One thing the early 80s didn’t have, however, was the hypocrisy of today’s youth-oriented politics. As the bloody teeth of this recession clamp down, we’re realising we’ve been had. The exams we martyred ourselves for, the university education – free to our parents, but not to us – that we indebted ourselves for, the better life that we were promised if we worked hard and played the game whose rules were constantly being rewritten under the table, all of that has been exposed as so much lies and hot air. A million of us are unemployed, and that figure is growing, and when a million of us marched on London in 2003, the voice of young Britain was not listened to then as it is not listened to now. So don’t point the finger and tell us we have too little faith in the political process before you look at how this administration has treated its young people.

The latent class terror that runs in sticky rills under the surface of this article peels away one of its veils when Matty states that the problem is 'a lack of discipline, morals and understanding of where you've come from,' combined with apparent failure to respect our elders. Well, when our elders show us something to respect, maybe we'll listen, but not when what they offer us is insistent othering, othering of the kind that is horribly internalised in this syntactically woeful article. The extent of Matty's direct and wholly undeserved primitivisation of the deprived and/or disrespectful younguns he so vilifies is grotesquely exposed in the final paragraph: 'people can't be changed by pushing them form the back, nor can you drag along an unwilling dog and expect him not to dig in his heels.' Unwilling dogs. That's what we are. Apparently.

This is like sticking a giant 'kick me' sign on the back of young Labour.
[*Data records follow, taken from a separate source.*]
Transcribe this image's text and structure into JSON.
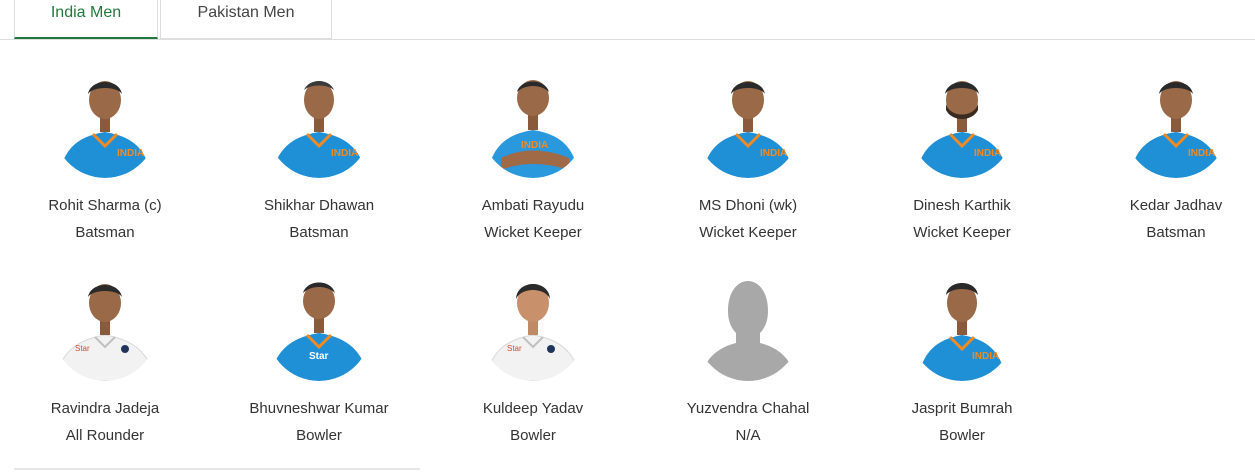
{
  "tabs": [
    {
      "label": "India Men",
      "active": true
    },
    {
      "label": "Pakistan Men",
      "active": false
    }
  ],
  "colors": {
    "accent": "#1f7a3c",
    "jersey_blue": "#1f8fd6",
    "test_white": "#f2f2f2",
    "placeholder_gray": "#a8a8a8"
  },
  "players": [
    {
      "name": "Rohit Sharma (c)",
      "role": "Batsman",
      "avatar": "jersey-blue-photo"
    },
    {
      "name": "Shikhar Dhawan",
      "role": "Batsman",
      "avatar": "jersey-blue-photo"
    },
    {
      "name": "Ambati Rayudu",
      "role": "Wicket Keeper",
      "avatar": "jersey-blue-photo"
    },
    {
      "name": "MS Dhoni (wk)",
      "role": "Wicket Keeper",
      "avatar": "jersey-blue-photo"
    },
    {
      "name": "Dinesh Karthik",
      "role": "Wicket Keeper",
      "avatar": "jersey-blue-photo"
    },
    {
      "name": "Kedar Jadhav",
      "role": "Batsman",
      "avatar": "jersey-blue-photo"
    },
    {
      "name": "Ravindra Jadeja",
      "role": "All Rounder",
      "avatar": "white-jersey-photo"
    },
    {
      "name": "Bhuvneshwar Kumar",
      "role": "Bowler",
      "avatar": "jersey-blue-photo"
    },
    {
      "name": "Kuldeep Yadav",
      "role": "Bowler",
      "avatar": "white-jersey-photo"
    },
    {
      "name": "Yuzvendra Chahal",
      "role": "N/A",
      "avatar": "placeholder-silhouette"
    },
    {
      "name": "Jasprit Bumrah",
      "role": "Bowler",
      "avatar": "jersey-blue-photo"
    }
  ]
}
This is appalling. The youth of today are better than this - yes, for all our booze and drugs and sexual freedoms and music that goes beep. I'll tell you what we have going for us that our parents' generation didn't. We have the temerity to have grown up in the cruellest, most hypocritical and most politically disenfranchising of callous capitalist societies for a hundred years and not be cowed. We have the technology, and we’ve taught ourselves to use it. We have the courage to adapt to this constantly-changing world, however repeatedly it keeps kicking us in the teeth. Most importantly, as my housemate reminds me, we have much better hair. Suck it up, Matty. It’s politics that are going to have to change for us.